China is considering a ban on internal combustion engines, according to a Chinese official.
On Saturday, a Chinese official told the audience at an auto forum in Tianjin that the government is working on a timetable to end “production and sales of traditional energy vehicles,” i.e., gasoline and diesel cars, according to accounts from the Xinhua News Agency.
Xin Guobin, Deputy Minister of Industry and Information Technology, said that the ministry is investigating a timetable for banning internal combustion engines, according to the Chinese government news agency, New China.
Earlier this summer, Britain, and France presented plans to ban the sale of diesel and petrol cars from 2040, as Xin Guobin points out.

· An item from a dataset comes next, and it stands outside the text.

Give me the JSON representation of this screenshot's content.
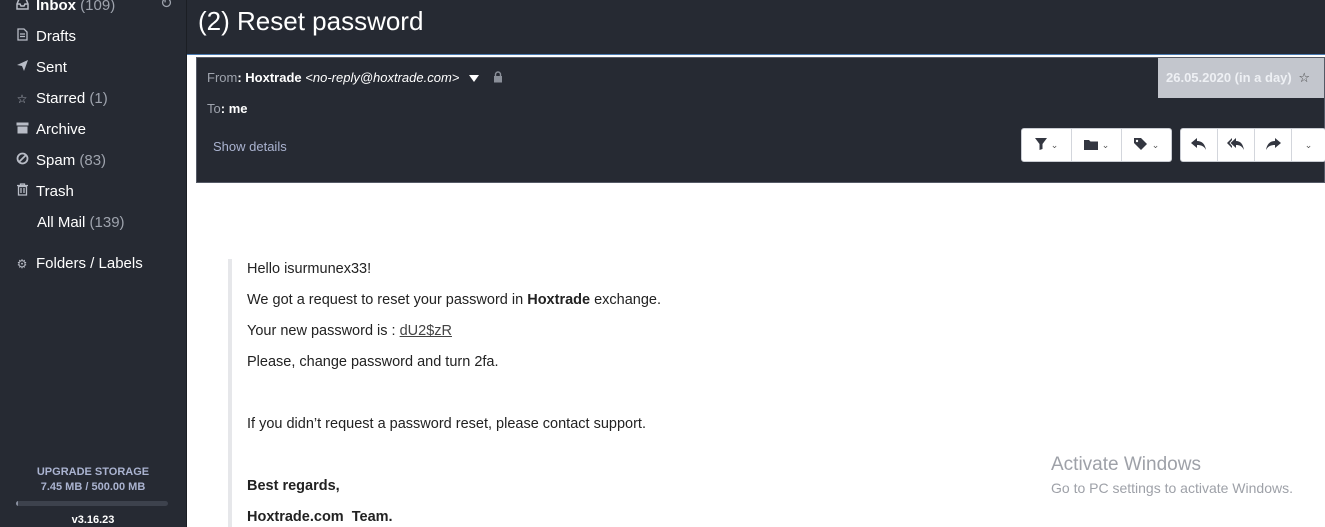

“The ministry has also begun relevant research and will present such a timetable together with the relevant ministries. These measures will certainly lead to major changes for our automotive industry development,”
– Guobin said to the state news service, according to the British Financial Times Financial Times.
This news will reverberate around car firms, for which China is the largest market. Although no timeline for a ban was suggested, China already has ambitious medium-term goals for automotive efficiency and climate change, including a cap on carbon emissions by 2030. With the Chinese government and other countries announcing bans on fossil-fueled cars will offer strong incentives for car firms to adapt.
Xin Guobin adds that turbulent times await the automotive industry. China is the world’s largest electric car market with approximately 507,000 vehicles sold in 2016. It is estimated that by 2025, seven million electric cars will be sold per year according to a Chinese government target.
The statement spurs the stock of Chinese electric car manufacturer “Byd” to increase by more than 7 percent, trading on the Hong Kong stock market on Monday. Equity prices for Australian lithium producers also rise sharply, as a ban would increase the demand for metals for vehicle batteries.